Lee Westwood and rookie Jamie Donaldson got the ball rolling, beating Zach Johnson and Matt Kuchar 2 and 1 in the first foursomes.
Then, Graeme McDowell and rookie Victor Dubuisson extended the lead to 8 1/2-5 1/2, beating Ricky Fowler and Jimmy Walker 5 and 4. Dubuisson has won both of his matches in a sensational debut, while Fowler remains without a win in his Ryder Cup career.
The third win of the afternoon came from Rory McIlroy and Sergio Garcia, who defeated Jim Furyk and Hunter Mahan 3 and 2. It was the marquee duo's first win in three matches after two halves.
"It's nice to put that first win on the board," McIlroy said.
In the final match, Rose and Martin Kaymer halved with U.S. rookies Spieth and Patrick Reed. With the Americans 1-up going to the final hole, Europe got up and down from a greenside bunker. Rose holed a 5-foot birdie putt to earn the half point.
Earlier, Reed lipped out a 2-footer on the 16th, then bent over with his hands on his knees in despair for several seconds.

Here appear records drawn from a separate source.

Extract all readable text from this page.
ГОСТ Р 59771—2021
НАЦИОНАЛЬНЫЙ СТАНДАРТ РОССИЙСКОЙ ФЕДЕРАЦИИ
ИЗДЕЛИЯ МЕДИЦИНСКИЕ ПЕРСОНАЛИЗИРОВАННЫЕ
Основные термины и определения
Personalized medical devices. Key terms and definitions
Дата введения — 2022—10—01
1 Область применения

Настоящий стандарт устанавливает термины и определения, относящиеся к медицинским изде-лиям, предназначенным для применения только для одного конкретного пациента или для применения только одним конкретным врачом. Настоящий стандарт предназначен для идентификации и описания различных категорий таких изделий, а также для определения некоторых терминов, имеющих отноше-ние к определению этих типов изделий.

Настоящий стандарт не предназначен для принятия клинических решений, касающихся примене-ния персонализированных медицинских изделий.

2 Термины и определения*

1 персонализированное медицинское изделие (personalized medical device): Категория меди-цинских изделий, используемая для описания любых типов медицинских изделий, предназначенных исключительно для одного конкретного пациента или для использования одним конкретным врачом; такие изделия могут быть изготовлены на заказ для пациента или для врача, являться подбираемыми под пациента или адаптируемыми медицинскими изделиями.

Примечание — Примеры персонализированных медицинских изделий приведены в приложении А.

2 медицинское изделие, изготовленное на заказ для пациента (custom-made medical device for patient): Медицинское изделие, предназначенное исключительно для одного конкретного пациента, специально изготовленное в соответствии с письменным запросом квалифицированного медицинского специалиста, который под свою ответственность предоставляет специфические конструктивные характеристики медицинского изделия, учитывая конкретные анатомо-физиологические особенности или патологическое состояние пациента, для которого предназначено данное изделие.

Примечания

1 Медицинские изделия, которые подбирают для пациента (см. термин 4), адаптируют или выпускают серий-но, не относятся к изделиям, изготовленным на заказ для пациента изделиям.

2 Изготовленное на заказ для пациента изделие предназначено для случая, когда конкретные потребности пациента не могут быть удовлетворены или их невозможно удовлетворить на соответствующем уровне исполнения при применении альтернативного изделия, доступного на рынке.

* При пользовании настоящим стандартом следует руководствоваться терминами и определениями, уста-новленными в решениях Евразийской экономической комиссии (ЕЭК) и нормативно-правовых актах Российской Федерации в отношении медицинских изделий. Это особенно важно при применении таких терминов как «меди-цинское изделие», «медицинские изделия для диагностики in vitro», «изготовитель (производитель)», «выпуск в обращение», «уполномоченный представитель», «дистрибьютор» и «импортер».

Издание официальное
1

Reed was in the same bunker as Kaymer on No. 18 but had a bad lie and couldn't hit the ball toward the hole. Spieth missed a potential match-winning putt from long range.
The morning session featured a record-breaking performance by Rose and Henrik Stenson, who finished with 10 straight birdies to beat Bubba Watson and Matt Kuchar 3 and 2.
The European duo's 12-under score was a Ryder Cup record in fourballs. The 21-under total for the two pairings was also a record.
"It's hard to reflect on it when you're playing, but 21 birdies in 16 holes between us, that's something special," Stenson said. "It might be a highlight to put on the big screen with the grandkids one day."
After Rose and Stenson stretched the overall score to 6-3, the Americans surged back, and came close to leveling the score by the end of the morning.
Jim Furyk and Hunter Mahan beat Westwood and Donaldson 4 and 3. Spieth and Reed — winning their second match in two days — took down Thomas Bjorn and Kaymer 5 and 3.
Rickie Fowler and Jimmy Walker earned a half-point against McIlroy and Ian Poulter, bringing the U.S. within a point going into the afternoon foursomes. With an eagle putt to win the match on the 18th, Fowler left it just short.
Left out of both sessions was Phil Mickelson, marking the first time the American has been omitted from an entire day's play in 10 Ryder Cups.